During World War II, a Nazi prison was operated in the town, with four forced labour subcamps within the town limits and three in nearby villages. The Nazis also established and operated two subcamps of the Gross-Rosen concentration camp, located in present-day districts of Biesnitz and Kunnerwitz, in which over 1,500 Jewish men and women were used as forced labour, and 470 of whom died. Numerous subcamps of the Stalag VIII-A prisoner-of-war camp were located in the town, in which over 10,000 POWs worked as forced labour in 1942, and one of the largest subcamps was located in nearby Weinhübel (district of Görlitz since 1949). After the Soviet offensive of 1944 and the partial evacuation of the German court staff from the General Government in German-occupied Poland, a special court of the General Government was established at the local courthouse. Several Polish citizens were detained in Görlitz and sentenced to prison or death at this court for rescuing Jews from the Holocaust.

Near the end of World War II, German troops destroyed all bridges crossing the Lusatian Neisse. The redrawing of boundaries in 1945—in particular the location of the East German-Polish border to the present Oder-Neisse line—divided the town. The right bank became part of Poland and was initially renamed Zgorzelice, and then Zgorzelec in 1948, with both names being historically used in the Polish language, while the main portion on the left bank became part of East Germany, now within the state of Saxony.

On 12 June 1945, the city issued a set of four of its own postage stamps.

German Democratic Republic and Reunited Germany

When the East German states were dissolved in 1952, Görlitz became part of the Dresden District, but the states were restored upon German reunification in 1990. In 1972, the East German-Polish border was opened for visa-free travel, resulting in intense movement between Görlitz and Zgorzelec, which lasted until 1980, when East Germany unilaterally closed the border due to anti-communist protests and the emergence of the Solidarity movement in Poland. On 27 June 1994, the town became the seat of the Roman Catholic Diocese of Görlitz, but it remains a Lutheran Protestant stronghold.

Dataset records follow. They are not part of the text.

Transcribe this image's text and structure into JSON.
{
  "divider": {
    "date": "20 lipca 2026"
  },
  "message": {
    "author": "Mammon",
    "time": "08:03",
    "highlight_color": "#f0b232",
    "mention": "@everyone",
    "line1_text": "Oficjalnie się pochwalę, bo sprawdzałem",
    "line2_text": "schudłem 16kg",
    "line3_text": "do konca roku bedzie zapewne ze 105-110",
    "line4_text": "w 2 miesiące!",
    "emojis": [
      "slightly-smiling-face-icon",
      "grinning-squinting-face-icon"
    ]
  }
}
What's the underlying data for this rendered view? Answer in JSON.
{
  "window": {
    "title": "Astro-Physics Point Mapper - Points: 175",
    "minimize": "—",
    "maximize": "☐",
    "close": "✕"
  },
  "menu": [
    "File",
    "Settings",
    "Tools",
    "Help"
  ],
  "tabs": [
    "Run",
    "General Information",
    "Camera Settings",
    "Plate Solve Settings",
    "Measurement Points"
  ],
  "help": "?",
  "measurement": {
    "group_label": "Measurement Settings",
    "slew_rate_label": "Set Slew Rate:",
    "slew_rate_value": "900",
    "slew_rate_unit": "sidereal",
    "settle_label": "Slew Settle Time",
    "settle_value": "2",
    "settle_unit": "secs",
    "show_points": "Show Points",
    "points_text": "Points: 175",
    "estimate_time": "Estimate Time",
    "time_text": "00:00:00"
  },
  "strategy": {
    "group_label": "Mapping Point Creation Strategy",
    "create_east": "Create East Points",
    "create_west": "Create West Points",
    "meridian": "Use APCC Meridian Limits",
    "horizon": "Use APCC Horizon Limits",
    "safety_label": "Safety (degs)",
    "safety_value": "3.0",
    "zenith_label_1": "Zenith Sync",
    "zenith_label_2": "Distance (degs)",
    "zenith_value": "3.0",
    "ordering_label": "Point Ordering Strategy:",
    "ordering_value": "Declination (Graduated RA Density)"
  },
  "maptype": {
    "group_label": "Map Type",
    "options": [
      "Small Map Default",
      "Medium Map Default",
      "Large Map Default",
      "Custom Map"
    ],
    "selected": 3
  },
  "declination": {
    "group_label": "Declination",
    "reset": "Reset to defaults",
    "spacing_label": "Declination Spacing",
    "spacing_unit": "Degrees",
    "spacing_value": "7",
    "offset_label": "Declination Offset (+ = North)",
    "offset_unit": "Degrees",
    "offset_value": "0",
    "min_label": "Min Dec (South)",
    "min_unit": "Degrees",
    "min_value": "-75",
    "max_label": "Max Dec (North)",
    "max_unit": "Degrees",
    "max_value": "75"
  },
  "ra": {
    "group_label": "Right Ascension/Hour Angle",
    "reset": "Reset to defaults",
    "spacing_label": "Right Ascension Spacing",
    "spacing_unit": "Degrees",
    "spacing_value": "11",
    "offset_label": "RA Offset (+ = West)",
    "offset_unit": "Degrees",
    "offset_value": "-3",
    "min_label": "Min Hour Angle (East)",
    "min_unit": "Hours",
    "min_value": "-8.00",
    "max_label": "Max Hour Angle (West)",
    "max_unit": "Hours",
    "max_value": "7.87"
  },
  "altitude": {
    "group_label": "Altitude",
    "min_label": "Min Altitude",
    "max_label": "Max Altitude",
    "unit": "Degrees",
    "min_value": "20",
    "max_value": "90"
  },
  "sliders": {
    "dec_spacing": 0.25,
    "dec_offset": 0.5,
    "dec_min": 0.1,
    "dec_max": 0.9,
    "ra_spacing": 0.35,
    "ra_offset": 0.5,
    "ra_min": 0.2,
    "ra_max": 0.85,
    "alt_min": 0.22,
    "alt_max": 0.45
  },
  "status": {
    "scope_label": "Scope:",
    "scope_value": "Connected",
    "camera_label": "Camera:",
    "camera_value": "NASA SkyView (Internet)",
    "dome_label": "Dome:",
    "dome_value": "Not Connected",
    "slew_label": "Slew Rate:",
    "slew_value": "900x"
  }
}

In 2002 Lake Berzdorf, occupying a former open-cast lignite mine south of Görlitz, began to be filled. The Altstadtbrücke (literally old town bridge) between Görlitz and sister city Zgorzelec was rebuilt between 2003 and 2004. It was officially opened on 20 October 2004. As soon as Poland signed the Schengen Agreement (20 December 2007), movement between the two banks of the river again became unrestricted, since border controls were eliminated. Indeed, users of the new pedestrian bridge are not told by any signs that they are leaving one country and entering another.

Since reunification, and as of 2013, over 700 buildings have been renovated. It is a popular place for retirement among the elderly of Germany, being quiet and relatively affordable by German standards. Its tourist potential is rapidly expanding, being very much an eastern counterpart to towns such as Heidelberg. In the case of Görlitz, much of the funding for the renovations of the town's buildings have come from an anonymous donor, who, from 1995 onward, has sent an annual donation of over €500,000, totalling over €10,000,000.

In 2021, the surviving old synagogue was reopened.

Arts and culture

Today Görlitz and Zgorzelec, two towns on opposite banks of the narrow river, get along well. Two bridges have been rebuilt, a bus line connects the German and Polish parts of the town, and there is a common urban management, with annual joint sessions of both town councils.

The town has a rich architectural heritage (Gothic, Renaissance, Baroque, Neoclassical, Art Nouveau). One example of this rich architectural heritage is the Schönhof, which is one of the oldest civic Renaissance buildings in Germany. Another medieval heritage is a model of the Holy Sepulchre (de) whose construction began in 1465 under Bürgermeister Georg Emmerich.

In 2006 the twin city Görlitz/Zgorzelec applied to be the European City of Culture 2010. It was hoped that the concept of Polish-German cooperation would be sufficient to convince the jury, but Essen won. Görlitz was placed second. As a result of the campaign Görlitz was renamed City of Culture in order to further German-Polish relations and to attract tourists from all over the world.

As Görlitz was part of Silesia from 1815 onward, it has a Silesian Museum dedicated to the region (Schlesisches Museum zu Görlitz). The exhibition features the 1000-year-old cultural history of Silesia.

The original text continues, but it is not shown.